The UN body that umbrellas climate change negotiations said the “Katowice Climate Package” that emerged from the talks is designed to operationalise the Paris agreement and promote trust among nations that all countries are now playing their part to address the climate change challenge.

But climate policy analysts on Sunday described the outcome of the summit as weak and cautioned that the conference had failed to align ambition with science. They said countries had missed the necessity to make clear that global fossil fuel emissions must be cut by half by 2030 to cap global warming at 1.5°C as pointed out by the Intergovernmental Panel on Climate Change, an international scientific body.

“This is a real concern — we continue to follow a path that will take us to a very dangerous 3 to 4 degrees warmer world within this century,” said Johan Rockstrom, the director designate at the Potsdam Institute for Climate Impact Research. “Extreme weather events hit people across the planet already now, at only one degree global warming.”

Chandra Bhusan, a climate expert with India’s Center for Science and Environment, a research think tank said the Katowice outcome is weak on ambition. “There has been no decision to raise ambitions for emissions cut by different countries towards the 1.5°C target,” Bhushan said.

Harjeet Singh, global climate lead of ActionAid, claimed that financial support remains a key area of concern. The guidelines would allow developed countries to report “whatever they want on finance.”

He said loans and guarantees to developing countries are likely to be portrayed as climate finance instead of only grants as originally pledged by developed countries in 2010.

India’s environment ministry on Sunday described the conference outcome as “positive” and said it “addresses concerns of all Parties and sets us on the path towards successful implementation of the Paris agreement.”

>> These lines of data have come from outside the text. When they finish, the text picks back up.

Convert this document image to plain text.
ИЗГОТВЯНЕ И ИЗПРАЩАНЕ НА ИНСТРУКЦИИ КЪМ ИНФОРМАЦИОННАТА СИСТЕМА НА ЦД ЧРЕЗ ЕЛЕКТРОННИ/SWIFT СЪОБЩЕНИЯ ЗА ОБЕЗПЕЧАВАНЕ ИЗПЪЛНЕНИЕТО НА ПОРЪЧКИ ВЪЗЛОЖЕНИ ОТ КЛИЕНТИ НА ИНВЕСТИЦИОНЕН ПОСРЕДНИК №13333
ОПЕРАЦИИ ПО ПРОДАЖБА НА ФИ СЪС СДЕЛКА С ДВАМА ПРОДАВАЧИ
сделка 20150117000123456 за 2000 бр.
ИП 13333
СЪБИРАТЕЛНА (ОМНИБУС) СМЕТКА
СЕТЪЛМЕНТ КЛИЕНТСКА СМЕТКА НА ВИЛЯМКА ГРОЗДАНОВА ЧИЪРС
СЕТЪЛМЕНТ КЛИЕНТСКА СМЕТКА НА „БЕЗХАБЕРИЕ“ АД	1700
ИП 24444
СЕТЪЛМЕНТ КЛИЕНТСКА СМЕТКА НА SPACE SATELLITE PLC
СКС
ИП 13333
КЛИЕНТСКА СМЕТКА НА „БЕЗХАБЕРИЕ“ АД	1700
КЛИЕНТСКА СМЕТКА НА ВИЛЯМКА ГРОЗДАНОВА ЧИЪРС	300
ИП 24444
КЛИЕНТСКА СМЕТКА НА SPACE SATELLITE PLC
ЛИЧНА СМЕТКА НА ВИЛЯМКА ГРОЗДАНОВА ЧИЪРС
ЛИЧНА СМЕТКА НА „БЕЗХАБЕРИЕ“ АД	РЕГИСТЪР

The ministry, in a statement said, the guidelines recognize the “leadership” that developed countries have to display to achieve objectives of the Paris agreement, provide certain flexibilities to developing countries, and recognize the need for climate finance to be “new, additional and climate specific.”

Indian officials, ahead of the conference, had articulated the importance of these three items for India.

Analysts said countries will need to articulate by the next UN climate summit in September 2019 how their planned climate actions respond to the warnings from the IPCC earlier this year that climate change impacts would be much worse under 2°C than under 1.5 °C temperature rise.

“Countries need to go back to their capitals and start doing their homework to get ready,” Helen Mountford, vice president for global climate and economics at the Washington DC-based World Resources Institute said in a statement.